The song most like the back cover though is "Mountains of the Moon," a harpsichord song about a carrion crow among other things (see what I mean?).
So all in all it's a really nice album, and unique too, a must for any record collection. For that matter their first album is a must too, a straightforward rock album that anyone can appreciate, and their second album might be a must too. It's a near must anyway, if only for its fine kazoo playing. And now I'm waiting for their fourth album, and I hope it contains a live version of "Turn on your Love Light," the song they now use to close their concerts, with Pig Pen telling his story about how his mother told him that he shouldn't keep his hands in his pockets, that he should get his hands out of his pockets and go out and get what he wants, and the song just going on and on, thirty minutes? Forty minutes? Long enough anyway.

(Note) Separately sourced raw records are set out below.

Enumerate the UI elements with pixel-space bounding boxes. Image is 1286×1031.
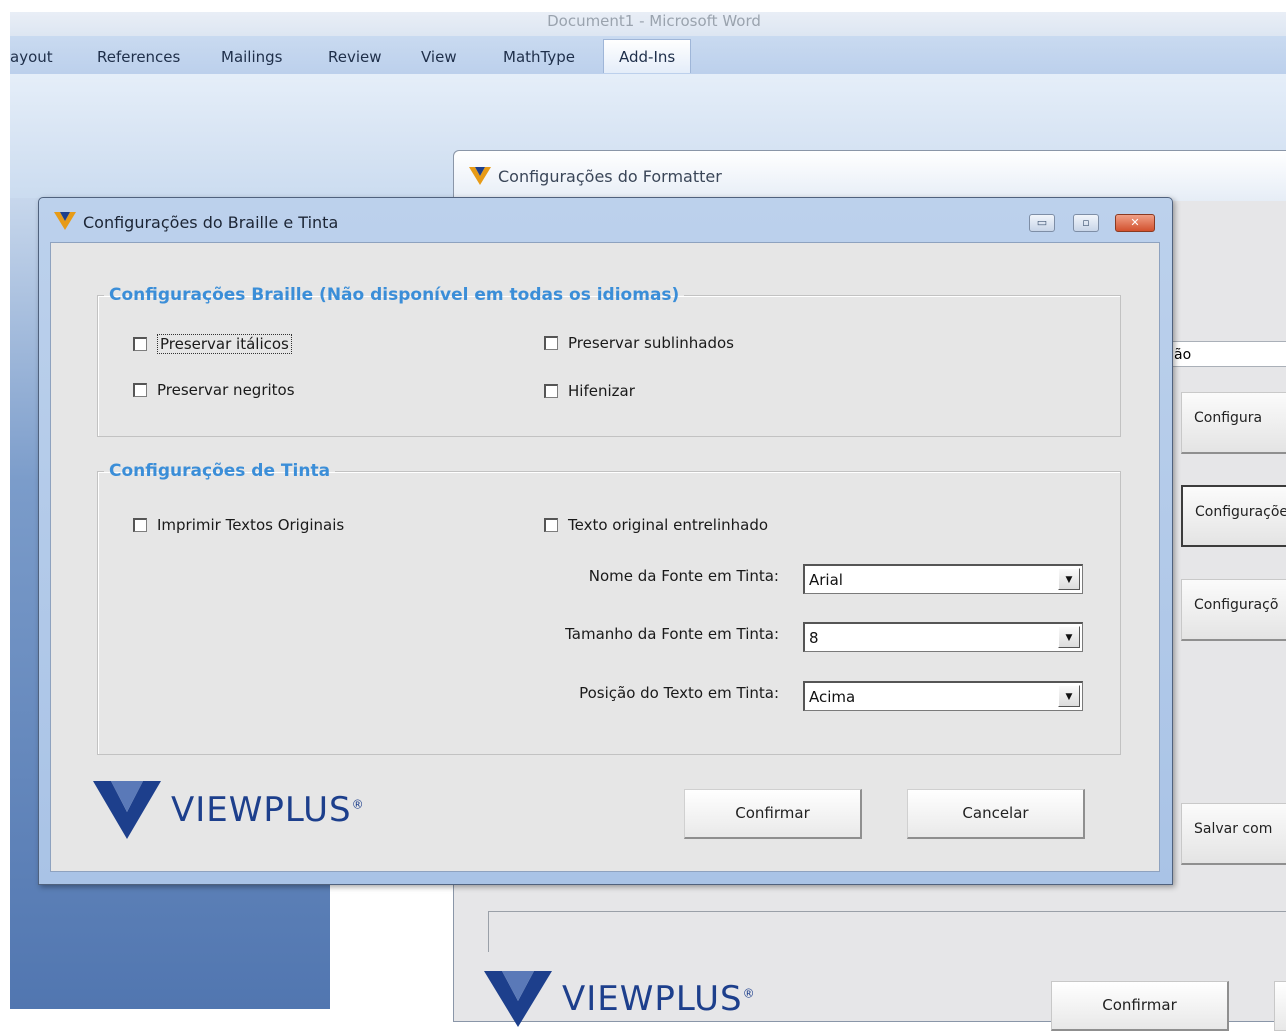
viewplus-app-icon [469, 167, 491, 185]
maximize-button[interactable]: ▫ [1073, 214, 1099, 232]
formatter-config-button-2[interactable]: Configuraçõe [1181, 485, 1286, 547]
cancel-button[interactable]: Cancelar [907, 789, 1085, 839]
braille-group-legend: Configurações Braille (Não disponível em… [109, 285, 680, 305]
chevron-down-icon[interactable]: ▼ [1058, 568, 1080, 590]
formatter-title: Configurações do Formatter [498, 167, 722, 186]
checkbox-box[interactable] [133, 383, 147, 397]
checkbox-box[interactable] [133, 518, 147, 532]
formatter-logo-text: VIEWPLUS [562, 979, 743, 1019]
dialog-client-area: Configurações Braille (Não disponível em… [50, 242, 1160, 872]
chevron-down-icon[interactable]: ▼ [1058, 626, 1080, 648]
hyphenate-checkbox[interactable]: Hifenizar [544, 382, 635, 400]
checkbox-label: Preservar itálicos [157, 334, 292, 354]
preserve-bold-checkbox[interactable]: Preservar negritos [133, 381, 295, 399]
tab-review[interactable]: Review [328, 48, 382, 66]
preserve-underline-checkbox[interactable]: Preservar sublinhados [544, 334, 734, 352]
ink-font-name-select[interactable]: Arial ▼ [803, 564, 1083, 594]
ink-text-position-select[interactable]: Acima ▼ [803, 681, 1083, 711]
logo-text: VIEWPLUS [171, 790, 352, 830]
checkbox-label: Preservar sublinhados [568, 334, 734, 352]
tab-layout[interactable]: ayout [10, 48, 53, 66]
checkbox-box[interactable] [133, 337, 147, 351]
select-value: Acima [809, 688, 856, 706]
chevron-down-icon[interactable]: ▼ [1058, 685, 1080, 707]
formatter-config-button-1[interactable]: Configura [1181, 392, 1286, 454]
select-value: Arial [809, 571, 843, 589]
formatter-save-button[interactable]: Salvar com [1181, 803, 1286, 865]
interlined-text-checkbox[interactable]: Texto original entrelinhado [544, 516, 768, 534]
select-value: 8 [809, 629, 819, 647]
tab-add-ins[interactable]: Add-Ins [603, 39, 692, 73]
ink-text-position-label: Posição do Texto em Tinta: [579, 684, 779, 702]
confirm-button[interactable]: Confirmar [684, 789, 862, 839]
formatter-group-panel [488, 911, 1286, 952]
checkbox-box[interactable] [544, 336, 558, 350]
formatter-text-field[interactable]: ão [1169, 341, 1286, 367]
formatter-config-button-3[interactable]: Configuraçõ [1181, 579, 1286, 641]
viewplus-logo-icon [484, 971, 552, 1027]
ribbon-tab-bar: ayout References Mailings Review View Ma… [10, 36, 1286, 74]
close-button[interactable]: ✕ [1115, 214, 1155, 232]
print-original-text-checkbox[interactable]: Imprimir Textos Originais [133, 516, 344, 534]
checkbox-box[interactable] [544, 518, 558, 532]
registered-mark: ® [351, 797, 365, 812]
checkbox-label: Texto original entrelinhado [568, 516, 769, 534]
preserve-italics-checkbox[interactable]: Preservar itálicos [133, 334, 292, 354]
formatter-title-bar: Configurações do Formatter [454, 151, 1286, 201]
braille-settings-group: Configurações Braille (Não disponível em… [97, 285, 1121, 437]
checkbox-label: Imprimir Textos Originais [157, 516, 345, 534]
dialog-title-bar[interactable]: Configurações do Braille e Tinta ▭ ▫ ✕ [39, 198, 1172, 242]
minimize-button[interactable]: ▭ [1029, 214, 1055, 232]
checkbox-label: Hifenizar [568, 382, 635, 400]
viewplus-logo-icon [93, 781, 161, 839]
checkbox-box[interactable] [544, 384, 558, 398]
word-title: Document1 - Microsoft Word [547, 12, 761, 30]
registered-mark: ® [742, 986, 756, 1001]
formatter-cancel-button[interactable] [1274, 981, 1286, 1031]
tab-mathtype[interactable]: MathType [503, 48, 575, 66]
viewplus-app-icon [54, 212, 76, 230]
checkbox-label: Preservar negritos [157, 381, 295, 399]
formatter-viewplus-logo: VIEWPLUS® [484, 969, 756, 1029]
viewplus-logo: VIEWPLUS® [93, 779, 365, 841]
tab-view[interactable]: View [421, 48, 457, 66]
braille-settings-dialog: Configurações do Braille e Tinta ▭ ▫ ✕ C… [38, 197, 1173, 885]
ink-font-size-select[interactable]: 8 ▼ [803, 622, 1083, 652]
tab-references[interactable]: References [97, 48, 180, 66]
tab-mailings[interactable]: Mailings [221, 48, 282, 66]
word-title-bar: Document1 - Microsoft Word [10, 12, 1286, 36]
ink-font-name-label: Nome da Fonte em Tinta: [588, 567, 779, 585]
formatter-confirm-button[interactable]: Confirmar [1051, 981, 1229, 1031]
ink-group-legend: Configurações de Tinta [109, 461, 331, 481]
dialog-title: Configurações do Braille e Tinta [83, 213, 339, 232]
ink-font-size-label: Tamanho da Fonte em Tinta: [565, 625, 779, 643]
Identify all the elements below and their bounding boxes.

(by Mark Blumler, from the Columbia Daily Spectator, 27 June 1969)

See also:
http://deadsources.blogspot.com/2012/02/1969-aoxomoxoa-review.html

1 comment:

  1. Came across a couple more Aoxomoxoa reviews. Gleason's review was in his regular column reviewing new album releases from San Francisco bands. The Daily Spectator was the student newspaper of Columbia University in New York.
    Gleason and the student reviewer both find Aoxomoxoa confusing...but their reactions are otherwise very different. Gleason's unsatisfied, and thinks their "formless" rambling music doesn't work well on records. (He now calls Anthem "a disappointment," even though he'd raved about it back in '68.)
    Blumler, on the other hand, seems overly thrilled about everything, and is full of praise. (Even What's Become of the Baby is "all right," which is his harshest criticism.) He calls the Dead "as good as the Beatles, the Stones," a band full of "the best" musicians, and feels Aoxomoxoa will be accessible to everybody. (Even old rock-hating Brits.) But even though he calls it one of the best albums of the year, he still thinks their first album was better!
    His opinions aren't just formed from the studio albums, though, but definitely influenced by seeing them live, as he says their last Fillmore East show was "the best concert [I've] ever attended." (It appears he saw the 6/21 show we have on tape, since he mentions Stephen, Lovelight, and Garcia on pedal steel on a couple tunes.) Unlike Gleason, who felt their records didn't capture their live excitement, Blumler doesn't distinguish between live & album Dead.
    But he's not altogether simple, as he's struck by their odd, loose, "horizontal" style of playing on the album, the band all soloing at once in non-rock fashion, which he relates to avant-garde jazz.
    I wish he'd written more about the concert, since his reactions to the live show are most interesting - note his description of Constanten, calm & sneaky amidst the smoke-bombs & mayhem. He says that St. Stephen is "an audience favorite" and "one of the Dead's favorite concert numbers" - and this is the week it was released on album! This makes me think he'd seen the Dead play it in earlier shows, or the people around him at the show had, and this is an early example of a song making an impression on fans before its release.
    He'd get his wish about a live Lovelight being released on the next album; he was particularly struck by Pigpen's pockets rap. Lovelight was the clear audience favorite at the time - Gleason had also said, in reviewing 4/6/69, that Lovelight was "almost too much to bear. I don't know how long it went on... One of the best things I have heard in some time... When it was over, the audience didn't want to stop. They cheered and whistled and clapped and then began stomping their feet on the floor."